Even if Nutting/Cherington offered Reynolds 6/$100, he would have to accept. And by doing so he would likely eliminate himself from getting a $200+M contract from someone in the future. If his priority is to get to UFA as soon as possible we don't really have a choice but go year-to-year with him regardless.

Like take a look at Cutch. If he didn't take that extension from us and hit the market after 2015, how much more would his career earnings be? $150M?
True, but how much less would Polanco have made if he didn't take the extension? Or Tabata? :laugh:

Maybe I'm too conservative, but I'd take the money if it was on the table.
 
True, but how much less would Polanco have made if he didn't take the extension? Or Tabata? :laugh:

Maybe I'm too conservative, but I'd take the money if it was on the table.

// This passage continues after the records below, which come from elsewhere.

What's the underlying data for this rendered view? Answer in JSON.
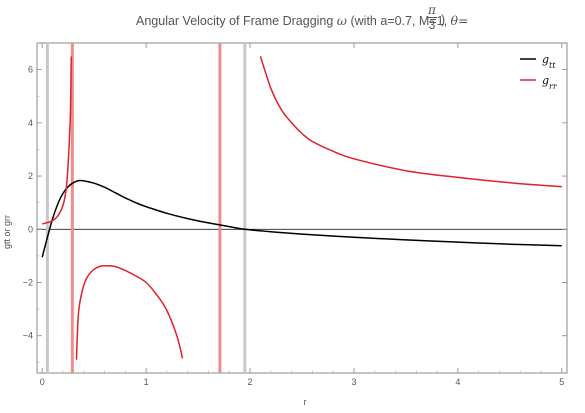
{
  "chart_data": {
    "type": "line",
    "title": {
      "prefix": "Angular Velocity of Frame Dragging ",
      "symbol": "ω",
      "params": " (with a=0.7, M=1, ",
      "theta": "θ=",
      "frac_num": "π",
      "frac_den": "3",
      "close": ")"
    },
    "xlabel": "r",
    "ylabel": "gtt or grr",
    "xlim": [
      -0.05,
      5.05
    ],
    "ylim": [
      -5.4,
      7.0
    ],
    "x_ticks": [
      0,
      1,
      2,
      3,
      4,
      5
    ],
    "y_ticks": [
      -4,
      -2,
      0,
      2,
      4,
      6
    ],
    "legend_position": "top-right",
    "vertical_lines": [
      {
        "x": 0.05,
        "color": "#c8c8c8"
      },
      {
        "x": 0.29,
        "color": "#f08c8c"
      },
      {
        "x": 1.71,
        "color": "#f08c8c"
      },
      {
        "x": 1.95,
        "color": "#c8c8c8"
      }
    ],
    "series": [
      {
        "name": "gtt",
        "legend_base": "g",
        "legend_sub": "tt",
        "color": "#000000",
        "points": [
          [
            0,
            -1.05
          ],
          [
            0.05,
            -0.3
          ],
          [
            0.1,
            0.4
          ],
          [
            0.15,
            0.95
          ],
          [
            0.2,
            1.35
          ],
          [
            0.25,
            1.6
          ],
          [
            0.3,
            1.75
          ],
          [
            0.35,
            1.83
          ],
          [
            0.4,
            1.82
          ],
          [
            0.5,
            1.73
          ],
          [
            0.6,
            1.58
          ],
          [
            0.7,
            1.38
          ],
          [
            0.8,
            1.18
          ],
          [
            0.9,
            1.0
          ],
          [
            1.0,
            0.85
          ],
          [
            1.2,
            0.6
          ],
          [
            1.4,
            0.4
          ],
          [
            1.6,
            0.24
          ],
          [
            1.8,
            0.1
          ],
          [
            1.95,
            0.0
          ],
          [
            2.2,
            -0.09
          ],
          [
            2.5,
            -0.18
          ],
          [
            3.0,
            -0.3
          ],
          [
            3.5,
            -0.4
          ],
          [
            4.0,
            -0.48
          ],
          [
            4.5,
            -0.56
          ],
          [
            5.0,
            -0.62
          ]
        ]
      },
      {
        "name": "grr",
        "legend_base": "g",
        "legend_sub": "rr",
        "color": "#e0202a",
        "segments": [
          [
            [
              0,
              0.2
            ],
            [
              0.05,
              0.25
            ],
            [
              0.1,
              0.33
            ],
            [
              0.15,
              0.5
            ],
            [
              0.2,
              0.9
            ],
            [
              0.23,
              1.5
            ],
            [
              0.25,
              2.5
            ],
            [
              0.27,
              4.2
            ],
            [
              0.28,
              6.5
            ]
          ],
          [
            [
              0.33,
              -4.9
            ],
            [
              0.35,
              -3.1
            ],
            [
              0.4,
              -2.1
            ],
            [
              0.45,
              -1.7
            ],
            [
              0.5,
              -1.5
            ],
            [
              0.55,
              -1.4
            ],
            [
              0.6,
              -1.37
            ],
            [
              0.7,
              -1.4
            ],
            [
              0.8,
              -1.55
            ],
            [
              0.9,
              -1.75
            ],
            [
              1.0,
              -2.0
            ],
            [
              1.1,
              -2.45
            ],
            [
              1.2,
              -3.05
            ],
            [
              1.3,
              -4.05
            ],
            [
              1.35,
              -4.85
            ]
          ],
          [
            [
              2.1,
              6.5
            ],
            [
              2.2,
              5.3
            ],
            [
              2.3,
              4.5
            ],
            [
              2.4,
              4.0
            ],
            [
              2.5,
              3.6
            ],
            [
              2.6,
              3.3
            ],
            [
              2.8,
              2.93
            ],
            [
              3.0,
              2.65
            ],
            [
              3.5,
              2.2
            ],
            [
              4.0,
              1.95
            ],
            [
              4.5,
              1.75
            ],
            [
              5.0,
              1.6
            ]
          ]
        ]
      }
    ]
  }
}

A lot of it has to do with background IMO. Like, did Reynolds grow up poor? Whereas Cutch, Polanco and Tabata did. Now Cutch DID have his 1st round bonus to fall back on...

I think there are 'levels to this ish" when it comes to money. Reynolds now has earned like $7-8M playing baseball. If he broke his entire body tomorrow. That is comfortable retirement money after Uncle Sam takes his cut. 2 more years even without an extension and he's looking at $25M. Generational wealth. Get the extension and it's $100M. Super duper .01% wealth. What's the marginal utility of another $100M-$200M? Maybe not that much but then you get to be a guy who got into the rarefied air of contracts. Would be a point of pride. And certainly his agent's cut would be greater.